With the internet gaining a larger presence in our lives, big corporations such as WhatsApp, Facebook, and Google take advantage of that and collect our usage data and sell all this data for profit, hence we are able to use their services for free.
“I think it was the Economist magazine that once said, ‘Data is the new oil’, and it is true,” Asela said.
“Big tech companies are earning money by using and exploiting people’s data. Depending on our usage of their services, they know our name, age, sexual orientation, political views, hobbies, places we like to visit or eat at, almost every aspect of our personal lives.”

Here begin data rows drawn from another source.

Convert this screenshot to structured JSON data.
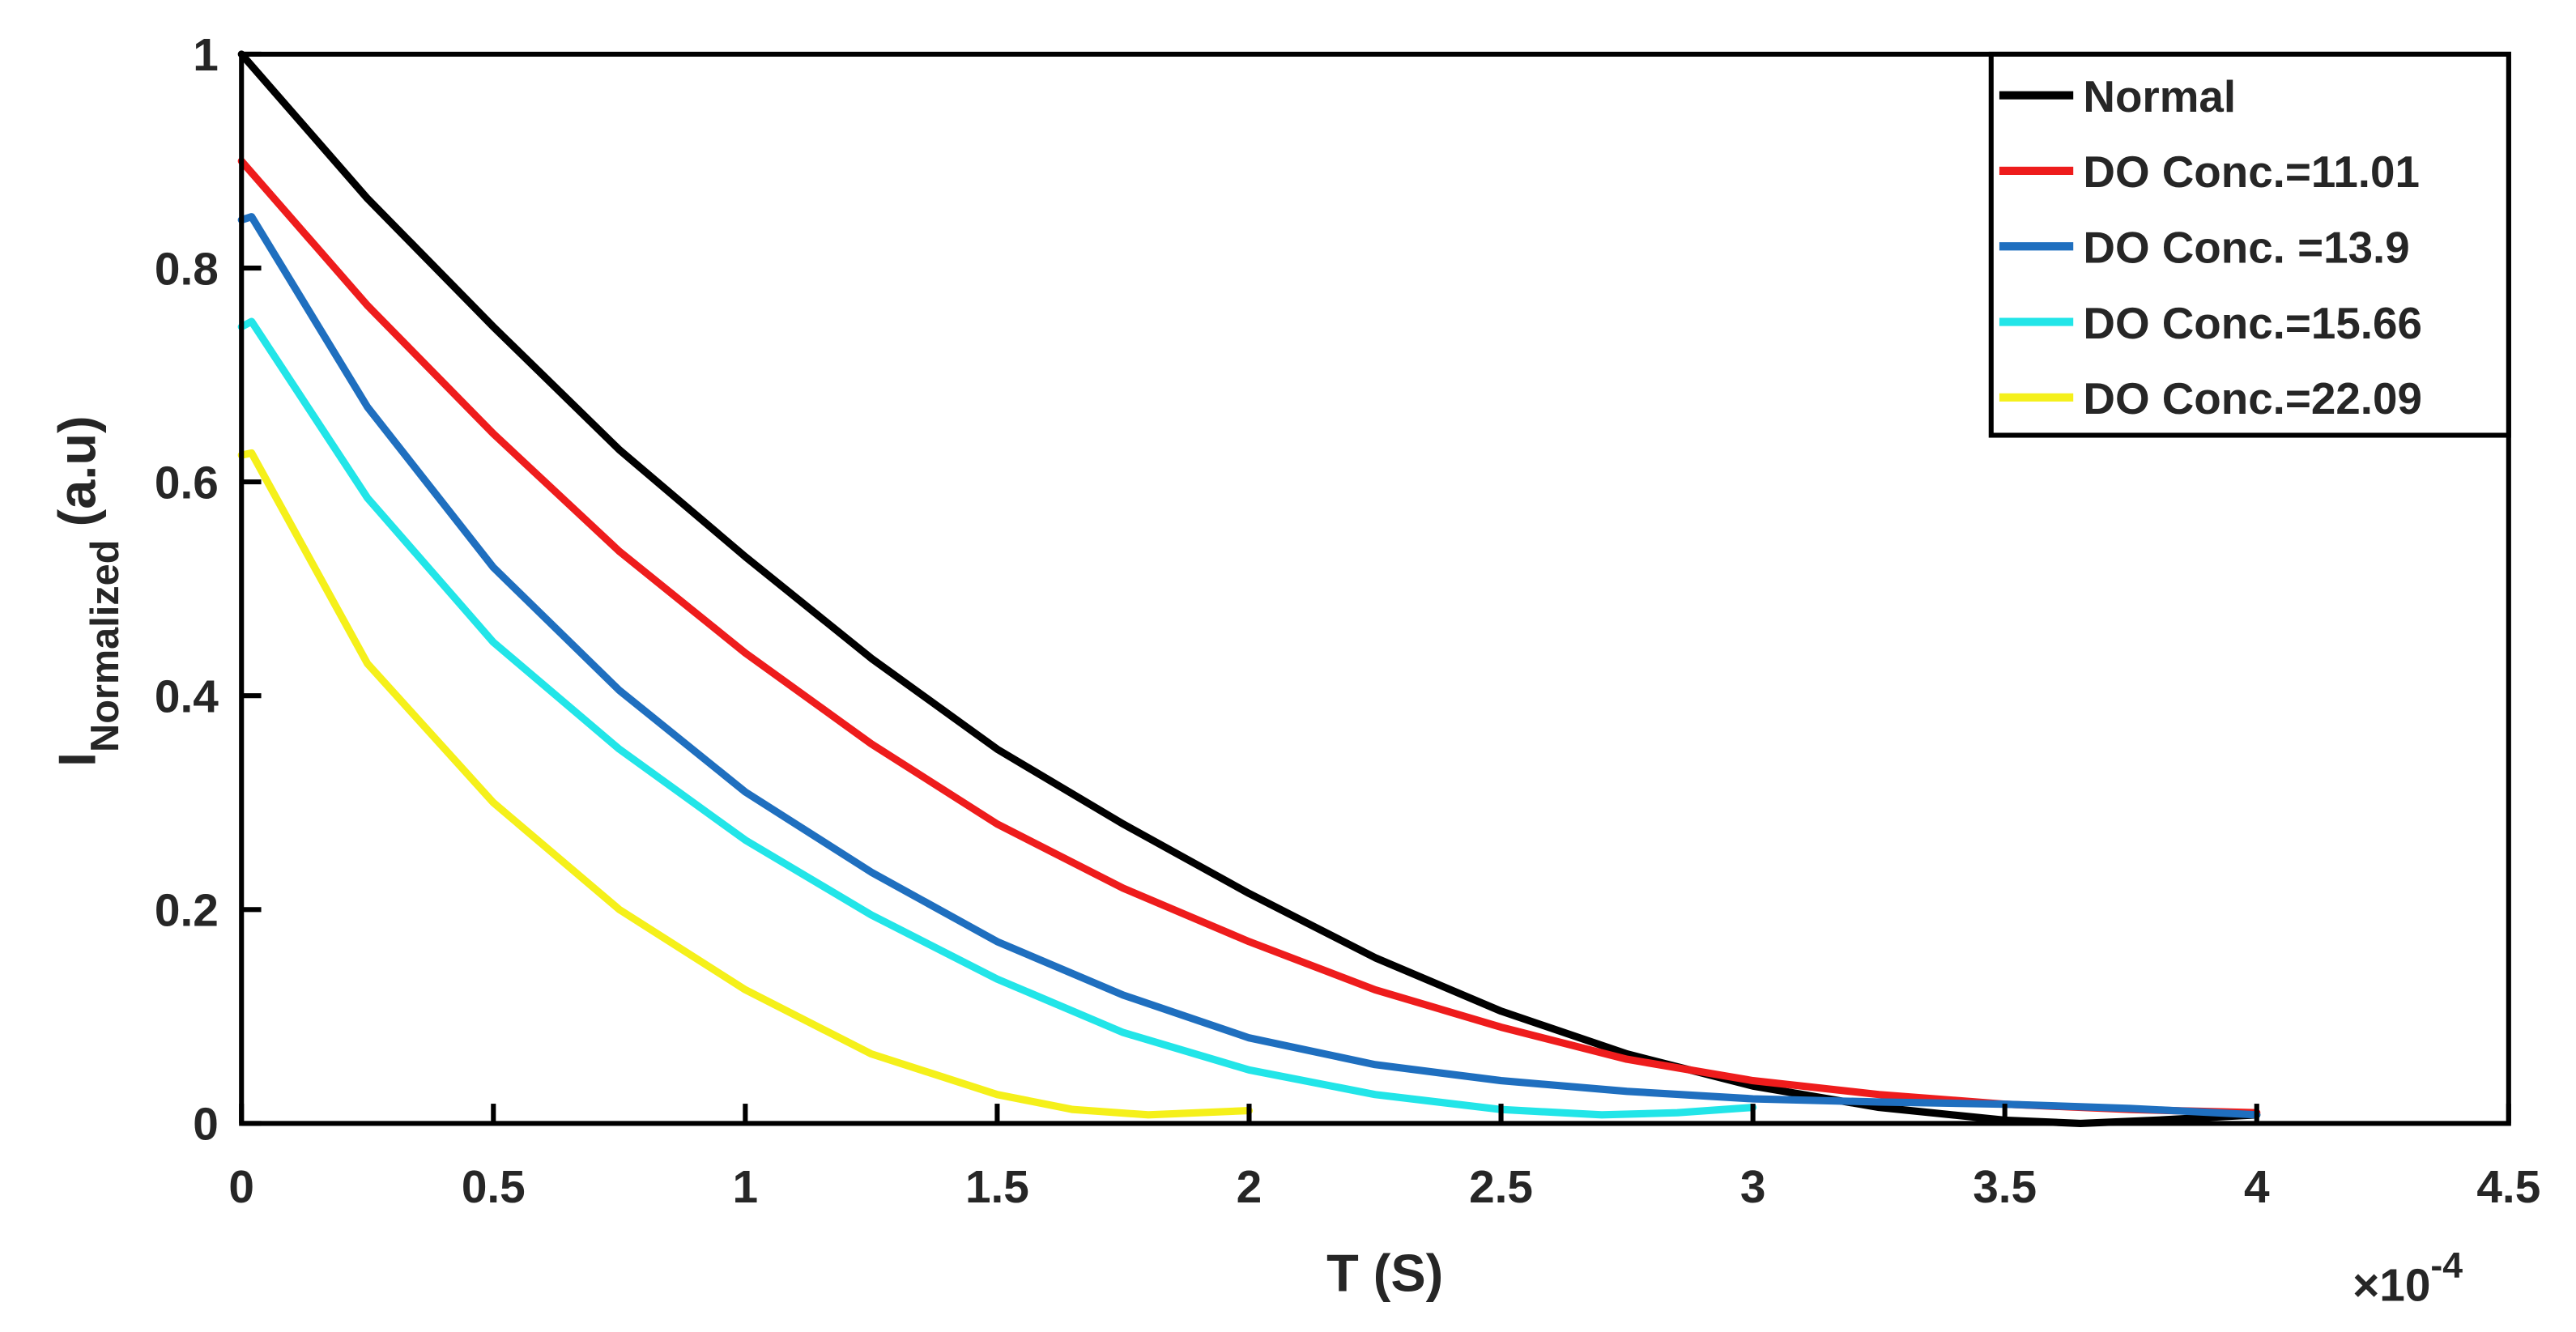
{
  "chart_data": {
    "type": "line",
    "xlabel": "T (S)",
    "ylabel": "I",
    "ylabel_subscript": "Normalized",
    "ylabel_suffix": "(a.u)",
    "x_scale_base": "×10",
    "x_scale_exponent": "-4",
    "xlim": [
      0,
      4.5
    ],
    "ylim": [
      0,
      1
    ],
    "xticks": [
      0,
      0.5,
      1,
      1.5,
      2,
      2.5,
      3,
      3.5,
      4,
      4.5
    ],
    "yticks": [
      0,
      0.2,
      0.4,
      0.6,
      0.8,
      1
    ],
    "legend": "upper right",
    "series": [
      {
        "name": "Normal",
        "color": "#000000",
        "x": [
          0,
          0.25,
          0.5,
          0.75,
          1,
          1.25,
          1.5,
          1.75,
          2,
          2.25,
          2.5,
          2.75,
          3,
          3.25,
          3.5,
          3.65,
          3.8,
          4
        ],
        "values": [
          1.0,
          0.865,
          0.745,
          0.63,
          0.53,
          0.435,
          0.35,
          0.28,
          0.215,
          0.155,
          0.105,
          0.065,
          0.035,
          0.015,
          0.003,
          0.0,
          0.003,
          0.008
        ]
      },
      {
        "name": "DO Conc.=11.01",
        "color": "#ee1c1c",
        "x": [
          0,
          0.25,
          0.5,
          0.75,
          1,
          1.25,
          1.5,
          1.75,
          2,
          2.25,
          2.5,
          2.75,
          3,
          3.25,
          3.5,
          3.75,
          4
        ],
        "values": [
          0.9,
          0.765,
          0.645,
          0.535,
          0.44,
          0.355,
          0.28,
          0.22,
          0.17,
          0.125,
          0.09,
          0.06,
          0.04,
          0.027,
          0.018,
          0.013,
          0.01
        ]
      },
      {
        "name": "DO Conc. =13.9",
        "color": "#1f6fbf",
        "x": [
          0,
          0.02,
          0.25,
          0.5,
          0.75,
          1,
          1.25,
          1.5,
          1.75,
          2,
          2.25,
          2.5,
          2.75,
          3,
          3.25,
          3.5,
          3.75,
          4
        ],
        "values": [
          0.845,
          0.848,
          0.67,
          0.52,
          0.405,
          0.31,
          0.235,
          0.17,
          0.12,
          0.08,
          0.055,
          0.04,
          0.03,
          0.023,
          0.02,
          0.018,
          0.014,
          0.008
        ]
      },
      {
        "name": "DO Conc.=15.66",
        "color": "#22e5e8",
        "x": [
          0,
          0.02,
          0.25,
          0.5,
          0.75,
          1,
          1.25,
          1.5,
          1.75,
          2,
          2.25,
          2.5,
          2.7,
          2.85,
          3
        ],
        "values": [
          0.745,
          0.75,
          0.585,
          0.45,
          0.35,
          0.265,
          0.195,
          0.135,
          0.085,
          0.05,
          0.027,
          0.013,
          0.008,
          0.01,
          0.015
        ]
      },
      {
        "name": "DO Conc.=22.09",
        "color": "#f5f01a",
        "x": [
          0,
          0.02,
          0.25,
          0.5,
          0.75,
          1,
          1.25,
          1.5,
          1.65,
          1.8,
          2
        ],
        "values": [
          0.625,
          0.627,
          0.43,
          0.3,
          0.2,
          0.125,
          0.065,
          0.027,
          0.013,
          0.008,
          0.012
        ]
      }
    ]
  }
}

It’s common sense that not only social networks and productivity software, even governments hold extremely private and sensitive information of its citizens, and with the digitisation movement to increase productivity and efficiency, the amount of information about a citizen available online is increasing. On both fronts, having weak cyber security measures leaves this information vulnerable, and if hacked into, could undoubtedly wreak havoc on people’s lives.
Prevention is crucial when there’s no cure
Unfortunately, there is no definite and foolproof way to prevent a cyber attack from occurring. There is no such thing as a perfect system. Even the smallest of weaknesses could be exploited and used to break into. However, just as a good lock keeps most of the thieves from breaking and entering, having good cyber security measures in place reduces the chance of a breach from happening and increases the chance of you preventing a breach from happening in the first place.
Being able to prevent breaches is crucial in the world of cyber security, because there is no way to get data back once its security has been compromised.
A culture of awareness
Both Sujit and Asela agree that there should be a change in attitude towards being protective of personal data and information. Not only should people be concerned about what personal information of theirs is being used online and what for, but they should also be aware of the implication of such information being exploited by unscrupulous parties. They should also be educated on what actions they can take in order to protect themselves and take action against those who misuse personal information.